Whatever wealthy countries say, a booster shot campaign is going to set back global vaccination. And given the mutation pattern of COVID-19, these gaps in vaccination around the globe virtually guarantee the rise of new variants. While the mu variant is now established as a variant of interest, the C.1.2 variant is being closely monitored because it carries changes that have given some previous variants increased transmissibility. First detected in South Africa in May, it has also been detected in seven other countries in Africa, Europe, Asia and Oceania.
It is understandable that Western countries might rush to inoculate their populations fully instead of making decisions about other nations. However, this strategy is broken. We might think of defeating COVID-19 in war terms, but in truth it is global cooperation that is vital for victory. Wealthier countries could use up all the COVID-19 vaccines in existence, only to face a new variant that developed in an unvaccinated country. Thus, theoretically, those booster shots might have more impact if they were sent aboard.

The most effective way to combat the delta, mu and other variants is to expand manufacturing capacity to regions where vaccination rates are low. We must overcome the dismal vaccine rollout in emerging markets to see if we can get a handle on new variants. But this is easier said than done. Lost in the clouds of disinformation surrounding COVID-19 are concerning statements about intellectual property law and the vaccine.
The WHO has been unusually vocal in its opposition to third jabs by calling for a moratorium until the vaccine gap closes.

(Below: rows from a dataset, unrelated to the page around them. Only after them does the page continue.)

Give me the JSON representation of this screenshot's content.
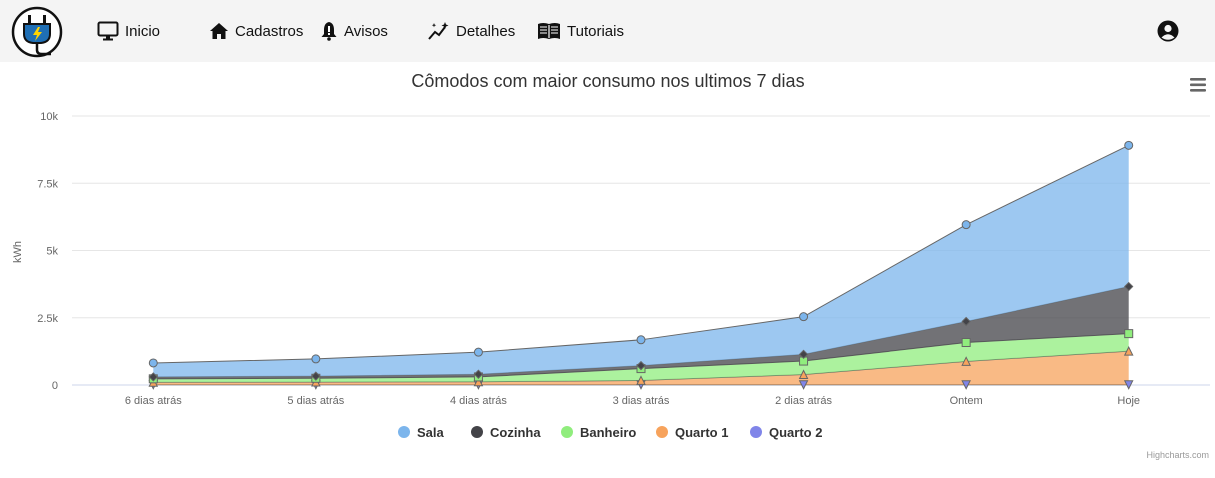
{
  "nav": {
    "items": [
      {
        "label": "Inicio",
        "icon": "monitor-icon"
      },
      {
        "label": "Cadastros",
        "icon": "home-icon"
      },
      {
        "label": "Avisos",
        "icon": "bell-alert-icon"
      },
      {
        "label": "Detalhes",
        "icon": "sparkle-chart-icon"
      },
      {
        "label": "Tutoriais",
        "icon": "book-icon"
      }
    ],
    "user_icon": "user-circle-icon",
    "logo_icon": "electric-plug-icon"
  },
  "chart_data": {
    "type": "area",
    "stacked": true,
    "title": "Cômodos com maior consumo nos ultimos 7 dias",
    "ylabel": "kWh",
    "xlabel": "",
    "ylim": [
      0,
      10000
    ],
    "yticks": [
      "0",
      "2.5k",
      "5k",
      "7.5k",
      "10k"
    ],
    "ytick_values": [
      0,
      2500,
      5000,
      7500,
      10000
    ],
    "categories": [
      "6 dias atrás",
      "5 dias atrás",
      "4 dias atrás",
      "3 dias atrás",
      "2 dias atrás",
      "Ontem",
      "Hoje"
    ],
    "grid": true,
    "legend_position": "bottom-center",
    "credits": "Highcharts.com",
    "series": [
      {
        "name": "Sala",
        "color": "#7cb5ec",
        "marker": "circle",
        "values": [
          520,
          640,
          820,
          960,
          1400,
          3600,
          5250
        ]
      },
      {
        "name": "Cozinha",
        "color": "#434348",
        "marker": "diamond",
        "values": [
          70,
          80,
          100,
          110,
          250,
          780,
          1750
        ]
      },
      {
        "name": "Banheiro",
        "color": "#90ed7d",
        "marker": "square",
        "values": [
          130,
          140,
          180,
          440,
          500,
          700,
          650
        ]
      },
      {
        "name": "Quarto 1",
        "color": "#f7a35c",
        "marker": "triangle",
        "values": [
          90,
          100,
          110,
          160,
          380,
          870,
          1250
        ]
      },
      {
        "name": "Quarto 2",
        "color": "#8085e9",
        "marker": "triangle-down",
        "values": [
          10,
          10,
          10,
          10,
          10,
          10,
          10
        ]
      }
    ]
  }
}
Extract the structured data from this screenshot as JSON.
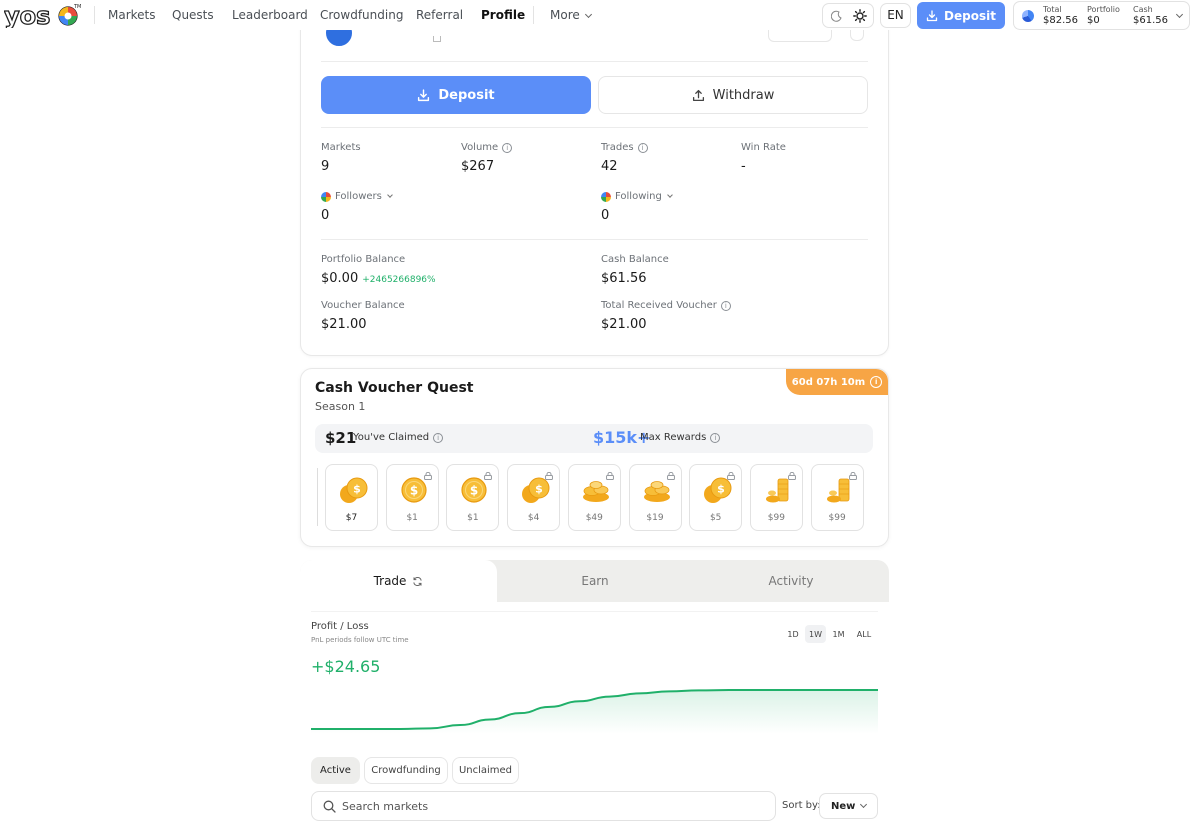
{
  "nav": {
    "items": [
      {
        "label": "Markets"
      },
      {
        "label": "Quests"
      },
      {
        "label": "Leaderboard"
      },
      {
        "label": "Crowdfunding"
      },
      {
        "label": "Referral"
      },
      {
        "label": "Profile"
      },
      {
        "label": "More"
      }
    ],
    "active": "Profile",
    "lang": "EN",
    "deposit_label": "Deposit",
    "wallet": {
      "total_label": "Total",
      "total_value": "$82.56",
      "portfolio_label": "Portfolio",
      "portfolio_value": "$0",
      "cash_label": "Cash",
      "cash_value": "$61.56"
    }
  },
  "profile": {
    "deposit_label": "Deposit",
    "withdraw_label": "Withdraw",
    "stats": {
      "markets": {
        "label": "Markets",
        "value": "9"
      },
      "volume": {
        "label": "Volume",
        "value": "$267"
      },
      "trades": {
        "label": "Trades",
        "value": "42"
      },
      "win_rate": {
        "label": "Win Rate",
        "value": "-"
      },
      "followers": {
        "label": "Followers",
        "value": "0"
      },
      "following": {
        "label": "Following",
        "value": "0"
      }
    },
    "balances": {
      "portfolio": {
        "label": "Portfolio Balance",
        "value": "$0.00",
        "change": "+2465266896%"
      },
      "cash": {
        "label": "Cash Balance",
        "value": "$61.56"
      },
      "voucher": {
        "label": "Voucher Balance",
        "value": "$21.00"
      },
      "total_received": {
        "label": "Total Received Voucher",
        "value": "$21.00"
      }
    }
  },
  "quest": {
    "title": "Cash Voucher Quest",
    "season": "Season 1",
    "timer": "60d 07h 10m",
    "claimed_amount": "$21",
    "claimed_label": "You've Claimed",
    "max_amount": "$15k+",
    "max_label": "Max Rewards",
    "rewards": [
      {
        "value": "$7",
        "locked": false,
        "art": "coin-stack-icon"
      },
      {
        "value": "$1",
        "locked": true,
        "art": "coin-icon"
      },
      {
        "value": "$1",
        "locked": true,
        "art": "coin-icon"
      },
      {
        "value": "$4",
        "locked": true,
        "art": "coin-stack-icon"
      },
      {
        "value": "$49",
        "locked": true,
        "art": "coin-pile-icon"
      },
      {
        "value": "$19",
        "locked": true,
        "art": "coin-pile-icon"
      },
      {
        "value": "$5",
        "locked": true,
        "art": "coin-stack-icon"
      },
      {
        "value": "$99",
        "locked": true,
        "art": "coin-tower-icon"
      },
      {
        "value": "$99",
        "locked": true,
        "art": "coin-tower-icon"
      }
    ]
  },
  "tabs": [
    {
      "label": "Trade"
    },
    {
      "label": "Earn"
    },
    {
      "label": "Activity"
    }
  ],
  "pnl": {
    "title": "Profit / Loss",
    "subtitle": "PnL periods follow UTC time",
    "value": "+$24.65",
    "periods": [
      "1D",
      "1W",
      "1M",
      "ALL"
    ],
    "active_period": "1W",
    "series": [
      0,
      0,
      0,
      0,
      0.4,
      2.5,
      6,
      10,
      14,
      17.5,
      20.5,
      22.5,
      23.8,
      24.4,
      24.65,
      24.65,
      24.65,
      24.65,
      24.65,
      24.65
    ],
    "line_color": "#20b06a"
  },
  "filters": {
    "chips": [
      "Active",
      "Crowdfunding",
      "Unclaimed"
    ],
    "active": "Active",
    "search_placeholder": "Search markets",
    "sort_label": "Sort by:",
    "sort_value": "New"
  },
  "colors": {
    "accent": "#5b8ef8",
    "positive": "#20b06a",
    "timer": "#f7a545"
  }
}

In April, Bill Gates stated his opposition to expanding the manufacture of the vaccine to developing nations because it would complicate vaccine trials and most countries didn’t have the technical capacity to manufacture these specialized vaccines. Not only is that line of thinking wrong, but it reveals one of the most uncomfortable realities about the vaccines: Pharmaceutical companies are eyeing their bottom lines more than thinking about how we can collectively put a stop to the emergence of variants.

Consider the recent news from South Africa. After the government struck a landmark deal with Johnson & Johnson to finish manufacturing vaccine doses in the country, The New York Times discovered that many locally finished doses were being exported to the EU. Over several months, the EU received as many as 32 million doses from the South Africa operation, even though countries across southern Africa desperately need vaccine supplies. Johnson & Johnson was able to outsource a part of the manufacturing process to South Africa and then export the doses to Europe, which likely netted the company a handsome margin since costs are relatively low in South Africa and European governments can pay a premium for the vaccines.

The situation in some regions is so bad that countries like Taiwan began using its own domestically developed vaccine this month instead of waiting on global vaccines that haven’t materialized. The Taiwanese government ordered 16 million doses of the AstraZeneca and Moderna vaccines early this year, but has only received 4 million so far.

Let it be clear. A sudden shift in vaccine policy where Western countries refocus efforts on a genuinely global vaccination drive is not going to defeat the pandemic by itself. By most accounts, we will have to deal with this virus for some years to come. But pulling the curtain back on the uneven vaccine deployment and resolving the reasons for this sad state of affairs can help us handle the next variant, and pandemic. In this battle, cooperation is the most potent weapon we have.